I also asked him to recite "Falun Dafa is good." He said he would remember it. It was apparent that he was quite moved. For some reason I couldn't stay long and wasn't able to clarify the truth more fully, but at least he heard the truth. For this reason I understood more about the importance of studying the Fa. There is nothing more powerful than the mighty virtue of Dafa, which solves all problems with the power of mercy. With the Fa guiding me in my cultivation, those who hurt me previously were met with kindness in the form of my telling them about the truth about Dafa.
2. Eliminating the attachment of blaming others
Previously I had a bad habit complaining about and blaming others. Sometimes, just my tone in talking about something would carry such blame that it created friction and problems with fellow practitioners.
A small Fa-study group in our area was held at the home of a practitioner's daughter. There was nobody at home in the afternoons, and it was up to the practitioner to have the door open for everyone else's arrival. I was the one who delivered Dafa materials to the Fa-study group. But one day 4-5 other practitioners and myself, with the materials on my back, were waiting at the front door for this practitioner, who was late. At that moment, a thought of complaint came up, but I immediately warned myself about the attachment and I calmed down. When this practitioner finally arrived, I said to her calmly, "Could you come a little earlier in the future? All of us standing here at the door isn't appropriate." She immediately agreed.

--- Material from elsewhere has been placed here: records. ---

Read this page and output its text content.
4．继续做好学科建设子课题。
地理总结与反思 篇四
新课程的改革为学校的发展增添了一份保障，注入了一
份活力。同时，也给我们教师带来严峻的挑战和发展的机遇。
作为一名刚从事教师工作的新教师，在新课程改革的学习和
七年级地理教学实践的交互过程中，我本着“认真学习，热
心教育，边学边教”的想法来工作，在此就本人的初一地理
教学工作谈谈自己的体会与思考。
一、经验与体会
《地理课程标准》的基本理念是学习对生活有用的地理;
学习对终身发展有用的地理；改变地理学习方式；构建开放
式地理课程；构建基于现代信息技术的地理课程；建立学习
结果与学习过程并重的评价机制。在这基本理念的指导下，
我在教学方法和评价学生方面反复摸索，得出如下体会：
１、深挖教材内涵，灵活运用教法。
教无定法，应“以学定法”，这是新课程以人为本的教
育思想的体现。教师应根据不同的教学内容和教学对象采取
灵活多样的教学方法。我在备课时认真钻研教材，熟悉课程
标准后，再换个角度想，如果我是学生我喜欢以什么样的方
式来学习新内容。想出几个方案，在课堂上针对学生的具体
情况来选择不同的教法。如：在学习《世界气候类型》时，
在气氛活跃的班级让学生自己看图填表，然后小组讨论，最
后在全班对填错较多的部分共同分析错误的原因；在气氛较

However, a week later, she came late again. It was even later than the last time. In the past, I would have complained, but I didn't this time. I was thinking, why was this happening? I must look within myself to see why such an unpleasant thing took place.

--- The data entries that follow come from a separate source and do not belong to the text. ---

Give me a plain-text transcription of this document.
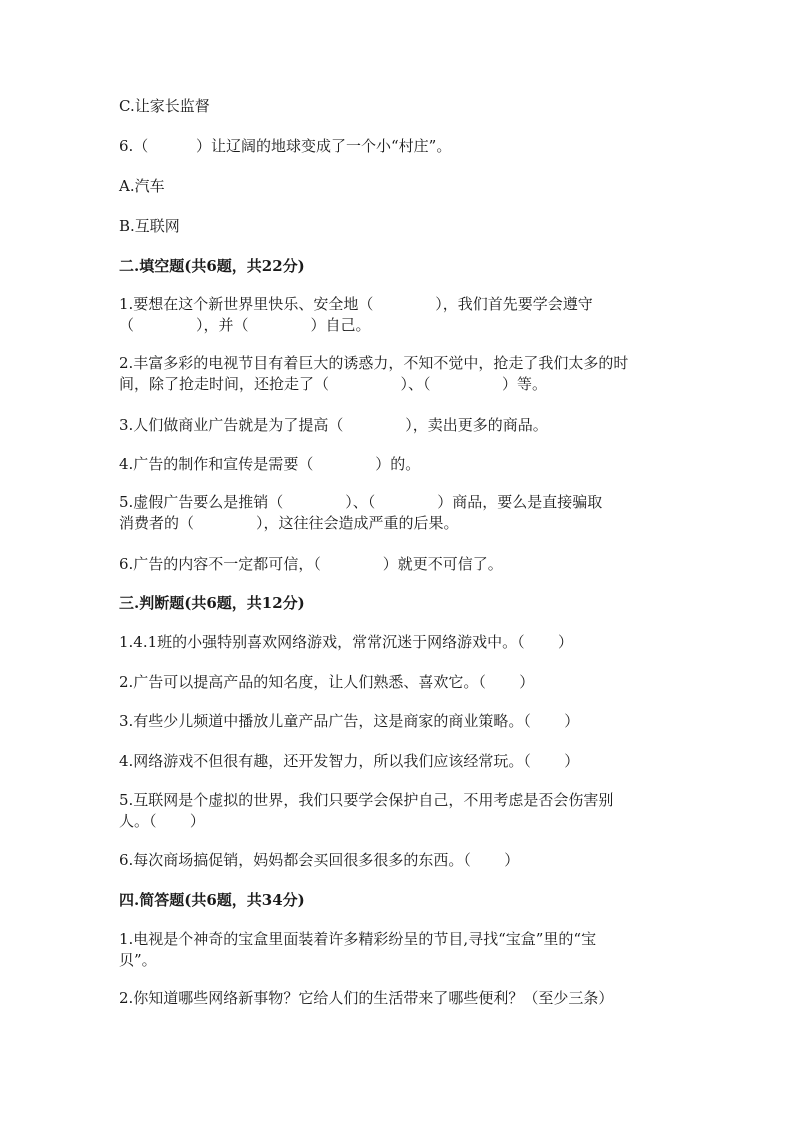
C.让家长监督
6.（          ）让辽阔的地球变成了一个小“村庄”。
A.汽车
B.互联网
二.填空题(共6题，共22分)
1.要想在这个新世界里快乐、安全地（             ），我们首先要学会遵守
（             ），并（             ）自己。
2.丰富多彩的电视节目有着巨大的诱惑力，不知不觉中，抢走了我们太多的时
间，除了抢走时间，还抢走了（               ）、（               ）等。
3.人们做商业广告就是为了提高（             ），卖出更多的商品。
4.广告的制作和宣传是需要（             ）的。
5.虚假广告要么是推销（             ）、（             ）商品，要么是直接骗取
消费者的（             ），这往往会造成严重的后果。
6.广告的内容不一定都可信，（             ）就更不可信了。
三.判断题(共6题，共12分)
1.4.1班的小强特别喜欢网络游戏，常常沉迷于网络游戏中。（       ）
2.广告可以提高产品的知名度，让人们熟悉、喜欢它。（       ）
3.有些少儿频道中播放儿童产品广告，这是商家的商业策略。（       ）
4.网络游戏不但很有趣，还开发智力，所以我们应该经常玩。（       ）
5.互联网是个虚拟的世界，我们只要学会保护自己，不用考虑是否会伤害别
人。（       ）
6.每次商场搞促销，妈妈都会买回很多很多的东西。（       ）
四.简答题(共6题，共34分)
1.电视是个神奇的宝盒里面装着许多精彩纷呈的节目,寻找“宝盒”里的“宝
贝”。
2.你知道哪些网络新事物？它给人们的生活带来了哪些便利？（至少三条）
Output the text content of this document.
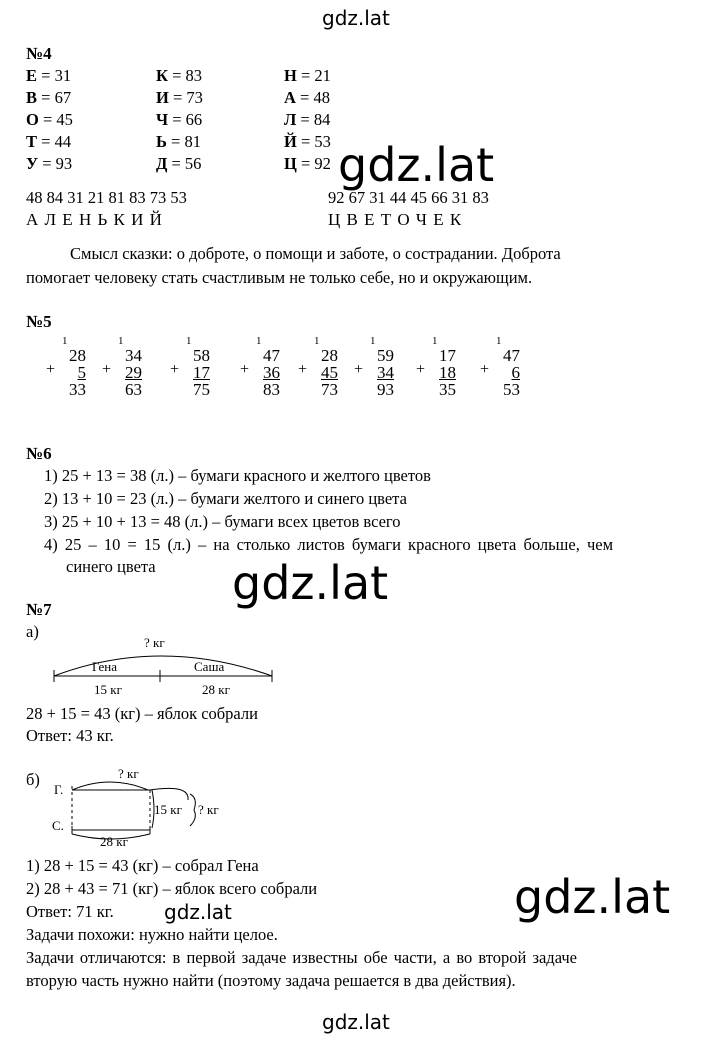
gdz.lat
№4
Е = 31	К = 83	Н = 21
В = 67	И = 73	А = 48
О = 45	Ч = 66	Л = 84
Т = 44	Ь = 81	Й = 53
У = 93	Д = 56	Ц = 92 gdz.lat
48 84 31 21 81 83 73 53
А Л Е Н Ь К И Й
92 67 31 44 45 66 31 83
Ц В Е Т О Ч Е К
Смысл сказки: о доброте, о помощи и заботе, о сострадании. Доброта
помогает человеку стать счастливым не только себе, но и окружающим.
№5
1
28
5
33
+
1
34
29
63
+
1
58
17
75
+
1
47
36
83
+
1
28
45
73
+
1
59
34
93
+
1
17
18
35
+
1
47
6
53
+
№6
1) 25 + 13 = 38 (л.) – бумаги красного и желтого цветов
2) 13 + 10 = 23 (л.) – бумаги желтого и синего цвета
3) 25 + 10 + 13 = 48 (л.) – бумаги всех цветов всего
4) 25 – 10 = 15 (л.) – на столько листов бумаги красного цвета больше, чем
синего цвета gdz.lat
№7
а)
? кг
Гена	Саша
15 кг	28 кг
28 + 15 = 43 (кг) – яблок собрали
Ответ: 43 кг.
б)
Г.
С.
? кг
15 кг ? кг
28 кг
1) 28 + 15 = 43 (кг) – собрал Гена
2) 28 + 43 = 71 (кг) – яблок всего собрали
Ответ: 71 кг.	gdz.lat
Задачи похожи: нужно найти целое.
Задачи отличаются: в первой задаче известны обе части, а во второй задаче
вторую часть нужно найти (поэтому задача решается в два действия).
gdz.lat
gdz.lat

3. The power of righteous thoughts
I have been paying lots of attention to sending righteous thoughts, four times a day every day. When I'm out of town, I keep doing it whenever possible, and while on a train or bus, I'll work on eliminating the evil elements behind all passengers, so that they may be saved.
My residence is near a construction site, and a couple of years ago, a Chinese Communist Party flag was placed on a pole so high that I could see it when sitting by my window. I thought, the flag should not be there to poison sentient beings. So, I sat there every day, sending righteous thoughts to disintegrate the flag. After a period of time, the flag disappeared. A few days later, another new flag was raised again. To disintegrate it, I kept sending righteous thoughts, and a while later, the color of the flag turned white and ragged.
In my thirteen years of Dafa cultivation, I have come across so many things that I am unable to share them all. From now on, I want to be more diligent and do better to cultivate myself in order to thank Teacher for saving me.